I lock myself in the bedroom and sit on the edge of the bed, chest heaving, vision swimming. My fists hurt from clenching them. I want to break something, scream, hide, do something with all this rage and shame and grief that’s eating me alive.

None of it would help.

The voices in my head are loud tonight. Darla’s voice telling me I’m just like my father. My voice agreeing with her. The reporters’ voices, asking if there’s truth to the allegations.

All of them echo the same truth. I can’t trust anyone. Not even Juliet. This won’t last. She’ll leave too once she realizes what kind of person she’s really dealing with.

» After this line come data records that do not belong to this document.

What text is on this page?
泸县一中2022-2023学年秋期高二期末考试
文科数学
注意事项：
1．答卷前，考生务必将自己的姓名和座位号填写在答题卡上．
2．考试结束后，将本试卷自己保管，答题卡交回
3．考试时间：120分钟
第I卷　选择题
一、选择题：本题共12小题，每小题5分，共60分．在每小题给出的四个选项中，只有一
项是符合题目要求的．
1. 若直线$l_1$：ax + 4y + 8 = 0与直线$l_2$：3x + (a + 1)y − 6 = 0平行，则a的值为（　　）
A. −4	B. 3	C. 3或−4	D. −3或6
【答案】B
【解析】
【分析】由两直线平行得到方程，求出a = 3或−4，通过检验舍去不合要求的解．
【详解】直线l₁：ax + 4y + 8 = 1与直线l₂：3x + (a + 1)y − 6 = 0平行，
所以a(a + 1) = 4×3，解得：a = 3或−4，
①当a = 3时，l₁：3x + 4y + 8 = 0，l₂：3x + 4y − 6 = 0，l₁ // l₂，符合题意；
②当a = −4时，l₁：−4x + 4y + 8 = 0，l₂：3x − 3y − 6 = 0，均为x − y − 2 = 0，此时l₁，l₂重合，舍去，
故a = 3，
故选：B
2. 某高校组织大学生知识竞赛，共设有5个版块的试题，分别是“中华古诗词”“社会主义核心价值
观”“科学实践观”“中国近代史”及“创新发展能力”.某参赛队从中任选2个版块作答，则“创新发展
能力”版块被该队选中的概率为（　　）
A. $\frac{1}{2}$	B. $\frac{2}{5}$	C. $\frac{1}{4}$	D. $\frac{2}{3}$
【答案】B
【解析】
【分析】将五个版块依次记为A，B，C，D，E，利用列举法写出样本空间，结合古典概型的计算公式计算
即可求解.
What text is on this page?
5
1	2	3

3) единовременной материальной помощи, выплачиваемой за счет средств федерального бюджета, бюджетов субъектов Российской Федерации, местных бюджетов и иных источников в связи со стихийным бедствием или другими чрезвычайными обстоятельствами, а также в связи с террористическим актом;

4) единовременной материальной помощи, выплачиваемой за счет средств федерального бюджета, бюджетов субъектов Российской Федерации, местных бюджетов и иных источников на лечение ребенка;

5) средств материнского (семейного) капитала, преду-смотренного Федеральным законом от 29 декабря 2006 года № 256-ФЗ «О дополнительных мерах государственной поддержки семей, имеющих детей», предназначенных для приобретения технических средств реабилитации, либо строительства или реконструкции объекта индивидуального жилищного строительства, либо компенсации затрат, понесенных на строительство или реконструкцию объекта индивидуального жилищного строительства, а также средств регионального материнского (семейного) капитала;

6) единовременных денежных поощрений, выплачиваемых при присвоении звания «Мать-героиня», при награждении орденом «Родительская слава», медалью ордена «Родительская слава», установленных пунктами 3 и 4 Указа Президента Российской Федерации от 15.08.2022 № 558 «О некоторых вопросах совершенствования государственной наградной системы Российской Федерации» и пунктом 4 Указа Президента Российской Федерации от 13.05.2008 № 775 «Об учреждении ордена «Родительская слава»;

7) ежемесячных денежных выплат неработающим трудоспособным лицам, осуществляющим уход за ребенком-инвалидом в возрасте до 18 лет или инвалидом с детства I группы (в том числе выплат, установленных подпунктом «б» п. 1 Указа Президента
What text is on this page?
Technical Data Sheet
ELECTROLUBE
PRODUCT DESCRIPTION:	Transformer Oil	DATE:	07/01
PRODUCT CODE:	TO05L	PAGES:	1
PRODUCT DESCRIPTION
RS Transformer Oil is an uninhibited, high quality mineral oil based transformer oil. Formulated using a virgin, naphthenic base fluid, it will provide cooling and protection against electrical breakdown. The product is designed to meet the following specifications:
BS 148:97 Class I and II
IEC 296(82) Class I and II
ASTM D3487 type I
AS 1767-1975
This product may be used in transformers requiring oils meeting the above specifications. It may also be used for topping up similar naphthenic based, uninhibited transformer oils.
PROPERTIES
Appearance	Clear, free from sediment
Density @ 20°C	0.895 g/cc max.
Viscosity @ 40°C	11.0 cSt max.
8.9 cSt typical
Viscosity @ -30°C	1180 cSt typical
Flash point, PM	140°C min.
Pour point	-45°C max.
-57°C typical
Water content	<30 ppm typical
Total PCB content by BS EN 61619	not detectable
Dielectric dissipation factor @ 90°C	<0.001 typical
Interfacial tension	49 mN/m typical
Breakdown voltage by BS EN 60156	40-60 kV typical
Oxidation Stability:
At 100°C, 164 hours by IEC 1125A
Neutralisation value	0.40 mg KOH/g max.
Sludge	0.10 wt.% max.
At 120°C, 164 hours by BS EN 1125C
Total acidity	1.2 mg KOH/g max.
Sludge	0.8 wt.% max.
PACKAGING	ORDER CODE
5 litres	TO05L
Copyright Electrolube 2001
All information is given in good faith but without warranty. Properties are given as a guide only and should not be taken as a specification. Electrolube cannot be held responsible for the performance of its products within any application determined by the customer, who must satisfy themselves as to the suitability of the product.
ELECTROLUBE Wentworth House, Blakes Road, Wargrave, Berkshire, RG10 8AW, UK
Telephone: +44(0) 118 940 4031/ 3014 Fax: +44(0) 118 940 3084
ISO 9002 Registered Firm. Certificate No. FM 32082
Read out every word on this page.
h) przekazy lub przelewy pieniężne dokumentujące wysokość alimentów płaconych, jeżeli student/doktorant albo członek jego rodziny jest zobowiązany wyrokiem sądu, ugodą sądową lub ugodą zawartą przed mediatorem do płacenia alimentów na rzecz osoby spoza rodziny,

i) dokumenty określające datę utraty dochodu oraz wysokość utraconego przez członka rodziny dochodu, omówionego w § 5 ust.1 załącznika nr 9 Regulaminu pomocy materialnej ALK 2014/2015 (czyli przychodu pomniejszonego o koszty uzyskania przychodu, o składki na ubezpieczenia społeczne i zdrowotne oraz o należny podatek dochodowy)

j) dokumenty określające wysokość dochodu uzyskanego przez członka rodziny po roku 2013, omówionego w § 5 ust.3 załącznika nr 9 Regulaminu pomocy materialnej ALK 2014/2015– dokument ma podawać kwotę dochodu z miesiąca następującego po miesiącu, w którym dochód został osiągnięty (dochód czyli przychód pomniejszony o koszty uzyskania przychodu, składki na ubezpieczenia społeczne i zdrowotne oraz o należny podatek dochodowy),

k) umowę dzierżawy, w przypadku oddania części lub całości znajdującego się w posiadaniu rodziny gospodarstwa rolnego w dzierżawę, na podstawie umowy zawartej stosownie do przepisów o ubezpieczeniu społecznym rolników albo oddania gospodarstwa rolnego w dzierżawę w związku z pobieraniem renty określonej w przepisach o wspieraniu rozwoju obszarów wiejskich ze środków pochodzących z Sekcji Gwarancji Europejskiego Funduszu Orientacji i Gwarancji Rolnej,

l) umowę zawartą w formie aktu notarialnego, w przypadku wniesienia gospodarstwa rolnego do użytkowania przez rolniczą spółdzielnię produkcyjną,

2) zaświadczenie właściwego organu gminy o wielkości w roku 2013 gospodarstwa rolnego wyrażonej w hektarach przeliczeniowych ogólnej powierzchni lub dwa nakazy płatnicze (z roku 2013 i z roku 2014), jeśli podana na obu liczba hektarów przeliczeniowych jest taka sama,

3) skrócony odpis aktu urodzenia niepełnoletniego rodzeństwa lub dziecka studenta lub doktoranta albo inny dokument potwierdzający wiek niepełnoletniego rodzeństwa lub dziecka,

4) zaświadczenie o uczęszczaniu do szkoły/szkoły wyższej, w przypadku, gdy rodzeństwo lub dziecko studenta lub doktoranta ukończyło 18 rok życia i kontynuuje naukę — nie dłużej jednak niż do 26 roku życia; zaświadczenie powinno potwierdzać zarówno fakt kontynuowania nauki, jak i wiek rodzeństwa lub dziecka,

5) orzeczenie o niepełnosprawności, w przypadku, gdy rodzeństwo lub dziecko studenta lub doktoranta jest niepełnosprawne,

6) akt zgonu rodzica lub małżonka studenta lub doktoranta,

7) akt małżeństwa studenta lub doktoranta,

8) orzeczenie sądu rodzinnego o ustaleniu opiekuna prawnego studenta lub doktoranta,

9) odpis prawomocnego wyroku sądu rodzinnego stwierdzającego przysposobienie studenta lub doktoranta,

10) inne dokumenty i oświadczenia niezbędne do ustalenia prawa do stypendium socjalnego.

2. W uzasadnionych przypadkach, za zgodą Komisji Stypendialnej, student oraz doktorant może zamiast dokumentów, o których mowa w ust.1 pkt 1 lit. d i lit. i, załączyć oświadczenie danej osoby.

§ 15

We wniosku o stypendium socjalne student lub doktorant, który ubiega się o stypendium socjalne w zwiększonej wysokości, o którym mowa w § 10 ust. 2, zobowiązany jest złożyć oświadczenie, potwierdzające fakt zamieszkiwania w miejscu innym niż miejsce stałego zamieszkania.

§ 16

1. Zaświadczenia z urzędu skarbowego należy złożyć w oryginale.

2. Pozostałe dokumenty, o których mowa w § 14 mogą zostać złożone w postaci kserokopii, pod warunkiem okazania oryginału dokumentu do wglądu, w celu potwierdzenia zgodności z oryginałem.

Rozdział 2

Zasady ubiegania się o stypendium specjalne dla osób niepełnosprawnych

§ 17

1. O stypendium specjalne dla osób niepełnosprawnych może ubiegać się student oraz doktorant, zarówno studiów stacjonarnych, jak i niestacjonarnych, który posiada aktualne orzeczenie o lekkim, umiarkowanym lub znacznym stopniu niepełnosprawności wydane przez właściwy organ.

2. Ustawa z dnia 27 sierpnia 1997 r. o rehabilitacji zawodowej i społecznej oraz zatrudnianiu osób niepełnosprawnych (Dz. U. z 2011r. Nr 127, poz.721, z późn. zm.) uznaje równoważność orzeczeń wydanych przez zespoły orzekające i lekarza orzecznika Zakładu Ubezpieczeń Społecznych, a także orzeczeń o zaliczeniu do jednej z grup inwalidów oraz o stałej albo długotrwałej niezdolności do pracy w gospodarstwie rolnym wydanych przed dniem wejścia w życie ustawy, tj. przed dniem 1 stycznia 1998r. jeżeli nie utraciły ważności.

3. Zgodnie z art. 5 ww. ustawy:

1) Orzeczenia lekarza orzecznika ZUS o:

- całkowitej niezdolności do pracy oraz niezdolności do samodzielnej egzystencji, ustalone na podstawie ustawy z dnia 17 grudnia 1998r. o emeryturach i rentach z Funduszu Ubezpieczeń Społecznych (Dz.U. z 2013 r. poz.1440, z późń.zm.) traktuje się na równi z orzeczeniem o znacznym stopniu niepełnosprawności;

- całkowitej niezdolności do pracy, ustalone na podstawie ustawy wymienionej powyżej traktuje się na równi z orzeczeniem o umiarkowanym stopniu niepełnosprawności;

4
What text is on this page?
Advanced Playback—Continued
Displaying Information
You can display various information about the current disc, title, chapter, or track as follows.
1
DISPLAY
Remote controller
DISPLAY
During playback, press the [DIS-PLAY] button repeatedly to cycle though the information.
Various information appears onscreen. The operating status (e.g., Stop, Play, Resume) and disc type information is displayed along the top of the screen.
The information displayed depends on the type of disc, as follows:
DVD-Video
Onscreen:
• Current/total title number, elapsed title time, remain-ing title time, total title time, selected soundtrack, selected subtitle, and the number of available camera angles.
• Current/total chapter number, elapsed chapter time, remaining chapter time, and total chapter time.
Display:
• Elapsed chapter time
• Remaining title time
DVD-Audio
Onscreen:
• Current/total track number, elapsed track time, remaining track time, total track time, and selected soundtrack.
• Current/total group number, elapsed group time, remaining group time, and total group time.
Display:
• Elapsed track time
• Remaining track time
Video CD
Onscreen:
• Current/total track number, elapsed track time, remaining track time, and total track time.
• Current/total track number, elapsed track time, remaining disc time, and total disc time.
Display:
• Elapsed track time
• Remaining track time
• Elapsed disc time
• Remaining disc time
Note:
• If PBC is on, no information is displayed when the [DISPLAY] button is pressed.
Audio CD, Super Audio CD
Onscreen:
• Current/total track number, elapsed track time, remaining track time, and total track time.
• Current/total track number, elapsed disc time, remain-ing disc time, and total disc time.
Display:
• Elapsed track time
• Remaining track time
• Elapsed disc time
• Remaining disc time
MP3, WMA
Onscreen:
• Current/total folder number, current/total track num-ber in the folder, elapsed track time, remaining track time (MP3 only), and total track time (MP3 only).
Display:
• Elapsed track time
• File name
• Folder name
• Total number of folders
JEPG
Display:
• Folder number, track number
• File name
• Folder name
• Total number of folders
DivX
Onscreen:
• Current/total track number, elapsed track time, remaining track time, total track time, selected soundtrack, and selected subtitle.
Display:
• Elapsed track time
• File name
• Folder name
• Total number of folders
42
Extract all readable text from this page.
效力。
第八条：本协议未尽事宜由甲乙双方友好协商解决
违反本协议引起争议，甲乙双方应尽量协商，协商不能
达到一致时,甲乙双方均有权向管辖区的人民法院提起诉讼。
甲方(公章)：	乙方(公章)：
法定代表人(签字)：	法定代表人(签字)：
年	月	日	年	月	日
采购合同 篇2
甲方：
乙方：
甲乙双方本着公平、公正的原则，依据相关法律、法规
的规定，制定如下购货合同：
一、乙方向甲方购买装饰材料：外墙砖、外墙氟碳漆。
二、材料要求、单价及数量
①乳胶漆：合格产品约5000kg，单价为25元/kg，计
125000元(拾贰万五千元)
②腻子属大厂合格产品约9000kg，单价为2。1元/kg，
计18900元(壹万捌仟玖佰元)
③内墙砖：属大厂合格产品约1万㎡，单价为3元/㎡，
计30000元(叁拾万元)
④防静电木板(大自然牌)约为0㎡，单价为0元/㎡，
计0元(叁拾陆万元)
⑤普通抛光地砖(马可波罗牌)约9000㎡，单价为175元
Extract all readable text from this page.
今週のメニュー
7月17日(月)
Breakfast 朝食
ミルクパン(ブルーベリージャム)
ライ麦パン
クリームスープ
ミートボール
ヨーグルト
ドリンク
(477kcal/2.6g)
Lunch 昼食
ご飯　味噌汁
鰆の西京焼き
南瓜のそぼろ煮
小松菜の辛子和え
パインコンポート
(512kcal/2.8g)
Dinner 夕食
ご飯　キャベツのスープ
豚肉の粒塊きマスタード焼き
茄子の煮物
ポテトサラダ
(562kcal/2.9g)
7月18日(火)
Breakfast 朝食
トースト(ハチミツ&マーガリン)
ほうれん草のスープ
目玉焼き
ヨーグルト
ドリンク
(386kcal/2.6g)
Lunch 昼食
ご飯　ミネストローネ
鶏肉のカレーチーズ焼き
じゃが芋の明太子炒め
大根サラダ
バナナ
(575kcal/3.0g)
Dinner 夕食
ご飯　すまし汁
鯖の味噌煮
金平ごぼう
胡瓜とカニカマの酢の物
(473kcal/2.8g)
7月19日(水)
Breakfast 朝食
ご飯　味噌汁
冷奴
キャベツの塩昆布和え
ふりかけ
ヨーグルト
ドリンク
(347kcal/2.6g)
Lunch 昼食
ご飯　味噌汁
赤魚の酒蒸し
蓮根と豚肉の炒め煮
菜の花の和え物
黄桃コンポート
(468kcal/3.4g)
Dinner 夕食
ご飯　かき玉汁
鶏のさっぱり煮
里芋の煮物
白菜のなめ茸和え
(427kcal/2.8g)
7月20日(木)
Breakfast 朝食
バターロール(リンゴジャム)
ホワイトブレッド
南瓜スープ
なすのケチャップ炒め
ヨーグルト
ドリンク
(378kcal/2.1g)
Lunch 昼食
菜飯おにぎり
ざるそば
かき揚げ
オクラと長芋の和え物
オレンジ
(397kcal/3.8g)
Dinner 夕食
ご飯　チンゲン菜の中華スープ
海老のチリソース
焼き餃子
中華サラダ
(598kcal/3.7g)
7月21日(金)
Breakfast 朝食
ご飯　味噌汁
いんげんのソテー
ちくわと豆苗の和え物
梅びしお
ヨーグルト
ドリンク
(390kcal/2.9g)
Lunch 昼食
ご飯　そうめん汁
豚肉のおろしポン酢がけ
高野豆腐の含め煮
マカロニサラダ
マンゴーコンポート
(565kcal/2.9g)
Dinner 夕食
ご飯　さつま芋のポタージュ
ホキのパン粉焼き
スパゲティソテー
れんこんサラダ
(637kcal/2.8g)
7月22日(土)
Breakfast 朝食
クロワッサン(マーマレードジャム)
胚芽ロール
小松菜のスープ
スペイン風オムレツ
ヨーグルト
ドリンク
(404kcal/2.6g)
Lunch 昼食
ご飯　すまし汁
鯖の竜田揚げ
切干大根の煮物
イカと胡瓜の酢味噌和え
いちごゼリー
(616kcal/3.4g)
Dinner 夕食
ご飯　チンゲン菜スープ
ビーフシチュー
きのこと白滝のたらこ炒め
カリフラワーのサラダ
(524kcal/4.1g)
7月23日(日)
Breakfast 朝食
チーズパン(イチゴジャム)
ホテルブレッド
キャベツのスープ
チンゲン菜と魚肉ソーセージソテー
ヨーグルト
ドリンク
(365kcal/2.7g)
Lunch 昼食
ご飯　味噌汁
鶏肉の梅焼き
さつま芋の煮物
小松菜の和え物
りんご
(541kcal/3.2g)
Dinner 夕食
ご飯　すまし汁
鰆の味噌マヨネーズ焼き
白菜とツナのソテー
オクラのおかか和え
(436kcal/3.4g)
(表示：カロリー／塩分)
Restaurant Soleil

There’s a soft knock on the door.

“Hunter?” Juliet’s voice is gentle but firm. “Let me in.”

I stay quiet. Silent. Because what would I even say? How do I explain that my mother is trying to destroy me? How do I tell her that maybe Darla is right, maybe I am too damaged to be worth saving?

I hear a soft clink. A pause. Then the door clicks open.

She picked the lock with a butter knife. Of course she did.

“That’s illegal, you know,” I say without looking up.

“Sue me.”

She walks in like it’s nothing. Pretending that I’m not falling apart. She doesn’t say a word; she just climbs into bed beside me and curls into my side like she belongs there.

Her hand finds my hair, stroking gently. The touch is so soft, so careful, that it almost breaks me all over again.

“You’re not alone,” she whispers. “I’m here. It’s okay.”

“It’s not okay,” I say, my voice rougher than I intended. “None of this is okay.”

“No,” she agrees. “It’s not. But you’re not alone.”

I don’t deserve her. It’s something I know with absolute certainty. Grief, rage, and shame have twisted me, making me too broken and dangerous. I’m too much like my father, no matter how hard I try not to be.

“Why did you do that? The press conference. You didn’t have to.”

“Yes, I did.”

“Juliet.”

“What?” She pulls back to look at me. “You think I was going to let her destroy you? Let her spread lies about who you are?”